Her brother Riley has been instrumental in helping his sister with her rehabilitation, helping her do arm twirls and leg curls at her bedside.
Kylie said her daughter would need intensive physiotherapy, and occupational and speech therapy until she turned 18.
"Her fantastic recovery is due to some great care and being a child, children's brains have remarkable recovery," Dr Macdonald said.
"There will be a need for prolonged recovery and assistance and the more help they get, the better the outcome will be, but I am optimistic."
Reminder to take care on roads
Despite the good news of Mackinlee coming home for Christmas, the Anderson's are not celebrating too much while they try to find the money to pay for Mackinlee's ongoing medical care.
PHOTO: Kay Anderson was killed in the car accident in which Mackinlee was injured. (Facebook: Kylie Anderson)

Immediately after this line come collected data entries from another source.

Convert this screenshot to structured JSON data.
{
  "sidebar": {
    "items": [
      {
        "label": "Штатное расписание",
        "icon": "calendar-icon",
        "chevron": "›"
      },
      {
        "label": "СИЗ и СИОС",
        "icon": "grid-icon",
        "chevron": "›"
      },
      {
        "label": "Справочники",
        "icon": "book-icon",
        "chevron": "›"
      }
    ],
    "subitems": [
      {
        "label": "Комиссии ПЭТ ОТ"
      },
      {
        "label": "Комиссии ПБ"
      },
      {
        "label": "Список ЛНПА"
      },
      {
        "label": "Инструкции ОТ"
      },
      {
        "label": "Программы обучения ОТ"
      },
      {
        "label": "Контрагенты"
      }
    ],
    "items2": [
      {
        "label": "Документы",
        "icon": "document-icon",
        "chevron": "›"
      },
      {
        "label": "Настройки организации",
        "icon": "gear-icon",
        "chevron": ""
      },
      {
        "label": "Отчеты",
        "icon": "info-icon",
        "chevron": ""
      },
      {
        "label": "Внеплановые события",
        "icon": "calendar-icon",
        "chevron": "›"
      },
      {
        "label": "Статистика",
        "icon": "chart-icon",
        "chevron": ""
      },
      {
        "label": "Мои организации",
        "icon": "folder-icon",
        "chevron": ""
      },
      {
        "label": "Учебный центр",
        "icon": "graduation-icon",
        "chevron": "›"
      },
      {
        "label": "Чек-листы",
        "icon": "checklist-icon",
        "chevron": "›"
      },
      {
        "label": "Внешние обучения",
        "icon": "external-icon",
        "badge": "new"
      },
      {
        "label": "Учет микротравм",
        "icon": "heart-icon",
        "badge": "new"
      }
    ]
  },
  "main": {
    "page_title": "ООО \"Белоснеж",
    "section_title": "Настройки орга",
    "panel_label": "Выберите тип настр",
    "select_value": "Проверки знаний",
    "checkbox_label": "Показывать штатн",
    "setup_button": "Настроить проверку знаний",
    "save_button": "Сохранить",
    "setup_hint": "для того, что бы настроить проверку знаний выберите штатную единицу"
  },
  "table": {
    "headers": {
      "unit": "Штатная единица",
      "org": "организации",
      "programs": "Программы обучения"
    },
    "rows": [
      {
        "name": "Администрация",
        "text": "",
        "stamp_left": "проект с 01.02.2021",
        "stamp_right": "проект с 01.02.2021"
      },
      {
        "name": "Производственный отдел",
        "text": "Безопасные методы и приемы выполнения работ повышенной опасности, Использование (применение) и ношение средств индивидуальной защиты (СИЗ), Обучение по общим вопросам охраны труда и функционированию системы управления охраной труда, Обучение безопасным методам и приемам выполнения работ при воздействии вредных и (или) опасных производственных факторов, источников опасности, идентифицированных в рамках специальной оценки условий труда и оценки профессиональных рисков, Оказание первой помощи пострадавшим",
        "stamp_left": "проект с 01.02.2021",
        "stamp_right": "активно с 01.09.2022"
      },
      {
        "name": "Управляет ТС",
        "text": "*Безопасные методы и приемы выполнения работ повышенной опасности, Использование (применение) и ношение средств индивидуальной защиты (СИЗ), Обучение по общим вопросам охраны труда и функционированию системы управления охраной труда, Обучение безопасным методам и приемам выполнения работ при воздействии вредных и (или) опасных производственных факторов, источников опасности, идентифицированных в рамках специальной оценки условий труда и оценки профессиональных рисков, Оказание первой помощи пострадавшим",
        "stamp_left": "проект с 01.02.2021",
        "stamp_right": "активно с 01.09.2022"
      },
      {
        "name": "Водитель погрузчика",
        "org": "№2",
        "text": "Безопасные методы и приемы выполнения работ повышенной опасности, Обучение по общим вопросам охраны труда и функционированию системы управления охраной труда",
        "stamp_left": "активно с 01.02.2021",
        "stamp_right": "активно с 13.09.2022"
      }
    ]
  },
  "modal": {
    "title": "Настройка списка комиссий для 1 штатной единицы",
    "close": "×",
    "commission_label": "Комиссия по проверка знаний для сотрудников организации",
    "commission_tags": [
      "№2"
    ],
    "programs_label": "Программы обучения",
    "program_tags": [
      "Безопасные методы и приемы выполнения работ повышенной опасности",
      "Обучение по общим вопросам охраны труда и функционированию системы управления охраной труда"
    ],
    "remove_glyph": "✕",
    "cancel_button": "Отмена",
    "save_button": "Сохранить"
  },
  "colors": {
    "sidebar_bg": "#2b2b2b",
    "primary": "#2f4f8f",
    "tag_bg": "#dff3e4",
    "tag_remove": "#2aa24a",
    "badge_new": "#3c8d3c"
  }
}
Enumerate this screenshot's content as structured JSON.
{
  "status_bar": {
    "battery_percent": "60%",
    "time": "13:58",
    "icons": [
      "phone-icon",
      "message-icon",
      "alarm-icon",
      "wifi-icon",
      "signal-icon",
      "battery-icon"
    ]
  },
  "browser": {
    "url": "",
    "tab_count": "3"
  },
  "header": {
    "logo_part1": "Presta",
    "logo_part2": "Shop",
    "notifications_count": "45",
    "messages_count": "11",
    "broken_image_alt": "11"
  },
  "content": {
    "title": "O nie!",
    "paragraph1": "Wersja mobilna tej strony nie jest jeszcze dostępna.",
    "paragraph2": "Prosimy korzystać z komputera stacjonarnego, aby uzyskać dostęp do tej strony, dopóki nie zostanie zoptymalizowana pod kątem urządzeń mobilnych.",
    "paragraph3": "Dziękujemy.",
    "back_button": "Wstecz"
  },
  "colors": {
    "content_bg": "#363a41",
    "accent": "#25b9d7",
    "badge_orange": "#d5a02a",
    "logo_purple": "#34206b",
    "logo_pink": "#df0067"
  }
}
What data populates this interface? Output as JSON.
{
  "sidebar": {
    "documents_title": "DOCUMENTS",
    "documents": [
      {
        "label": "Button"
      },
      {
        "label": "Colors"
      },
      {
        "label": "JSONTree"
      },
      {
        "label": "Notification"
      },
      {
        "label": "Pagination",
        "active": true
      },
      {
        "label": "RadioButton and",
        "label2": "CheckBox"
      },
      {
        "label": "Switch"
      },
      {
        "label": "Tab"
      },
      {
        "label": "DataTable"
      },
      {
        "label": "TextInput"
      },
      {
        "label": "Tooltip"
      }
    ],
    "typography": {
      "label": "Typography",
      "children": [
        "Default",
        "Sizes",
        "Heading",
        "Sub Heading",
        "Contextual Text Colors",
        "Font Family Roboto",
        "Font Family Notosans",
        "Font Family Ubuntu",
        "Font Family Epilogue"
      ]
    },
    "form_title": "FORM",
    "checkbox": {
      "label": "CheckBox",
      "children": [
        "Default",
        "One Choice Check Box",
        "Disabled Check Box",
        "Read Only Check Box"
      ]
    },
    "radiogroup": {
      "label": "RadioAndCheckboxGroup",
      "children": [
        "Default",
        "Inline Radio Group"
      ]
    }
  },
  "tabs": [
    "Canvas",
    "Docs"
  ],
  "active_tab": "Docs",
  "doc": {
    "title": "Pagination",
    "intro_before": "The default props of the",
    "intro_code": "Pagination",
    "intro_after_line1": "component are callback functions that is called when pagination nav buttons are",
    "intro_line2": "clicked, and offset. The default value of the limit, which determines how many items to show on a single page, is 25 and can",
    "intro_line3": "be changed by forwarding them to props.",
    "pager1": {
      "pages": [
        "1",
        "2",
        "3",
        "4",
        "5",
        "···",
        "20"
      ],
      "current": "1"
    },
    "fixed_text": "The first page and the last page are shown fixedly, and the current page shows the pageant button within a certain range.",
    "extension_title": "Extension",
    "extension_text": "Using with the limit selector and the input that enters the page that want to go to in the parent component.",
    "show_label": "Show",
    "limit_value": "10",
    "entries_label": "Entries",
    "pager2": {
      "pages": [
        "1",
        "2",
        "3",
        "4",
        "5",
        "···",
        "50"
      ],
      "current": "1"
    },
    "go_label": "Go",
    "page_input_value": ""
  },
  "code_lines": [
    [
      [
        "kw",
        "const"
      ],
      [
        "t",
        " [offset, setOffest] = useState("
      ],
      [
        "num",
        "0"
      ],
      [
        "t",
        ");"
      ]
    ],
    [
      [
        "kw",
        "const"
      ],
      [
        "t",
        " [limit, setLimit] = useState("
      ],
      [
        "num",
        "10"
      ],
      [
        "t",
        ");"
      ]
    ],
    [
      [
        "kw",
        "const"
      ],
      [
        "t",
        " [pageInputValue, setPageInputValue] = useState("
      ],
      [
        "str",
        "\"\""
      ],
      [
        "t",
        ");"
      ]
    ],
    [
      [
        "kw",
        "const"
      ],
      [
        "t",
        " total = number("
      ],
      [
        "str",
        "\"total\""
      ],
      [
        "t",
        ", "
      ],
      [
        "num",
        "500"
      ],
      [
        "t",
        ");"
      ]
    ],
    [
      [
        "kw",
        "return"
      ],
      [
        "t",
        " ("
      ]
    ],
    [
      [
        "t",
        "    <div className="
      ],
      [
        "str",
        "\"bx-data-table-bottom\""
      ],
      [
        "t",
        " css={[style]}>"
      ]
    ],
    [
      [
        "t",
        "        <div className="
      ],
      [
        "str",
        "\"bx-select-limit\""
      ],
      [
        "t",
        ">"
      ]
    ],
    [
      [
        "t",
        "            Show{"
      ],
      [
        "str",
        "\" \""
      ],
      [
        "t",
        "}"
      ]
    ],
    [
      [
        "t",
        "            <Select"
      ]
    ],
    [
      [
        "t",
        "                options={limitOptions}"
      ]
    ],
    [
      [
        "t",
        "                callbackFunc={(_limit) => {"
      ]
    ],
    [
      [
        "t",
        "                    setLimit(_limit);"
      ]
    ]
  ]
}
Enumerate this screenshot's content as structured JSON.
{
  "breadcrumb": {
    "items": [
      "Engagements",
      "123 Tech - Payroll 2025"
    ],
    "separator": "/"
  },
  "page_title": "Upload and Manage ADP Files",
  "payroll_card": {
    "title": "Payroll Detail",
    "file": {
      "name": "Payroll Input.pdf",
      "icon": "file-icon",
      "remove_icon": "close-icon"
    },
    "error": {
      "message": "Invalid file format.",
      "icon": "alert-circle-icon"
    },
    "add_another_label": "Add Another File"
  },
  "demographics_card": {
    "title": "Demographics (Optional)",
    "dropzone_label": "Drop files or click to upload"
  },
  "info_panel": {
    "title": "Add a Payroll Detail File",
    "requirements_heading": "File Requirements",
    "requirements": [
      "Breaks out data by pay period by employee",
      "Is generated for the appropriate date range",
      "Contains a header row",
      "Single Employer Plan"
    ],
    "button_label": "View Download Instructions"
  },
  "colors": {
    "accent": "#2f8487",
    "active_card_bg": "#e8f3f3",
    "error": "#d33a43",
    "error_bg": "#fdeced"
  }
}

A GoFundMe campaign has been set up to help pay for rehabilitation costs, including a new wheelchair, walking frame, access ramps for the house and a shower chair.
And as thousands of families hit the roads this Christmas break, holiday makers are being urged to drive safely to the conditions.
"The road conditions were undoubtedly a contributor [to the Anderson's accident]," Dr Macdonald said.
"During the upgrade of the Pacific Highway, before the dual carriageway which is now open, there was a significant spike in road trauma of which Mackinlee's case was one."
Kylie believes her mother Kay saved her granddaughter's life.
The family requested donations to the Lady Cilento Children's Hospital in lieu of flowers at Kay's funeral.
"My mother lived for her grandkids and died for her grandkids," she said.
"If it wasn't for this special angel sitting on her shoulder, I don't think Mackinlee would have made it."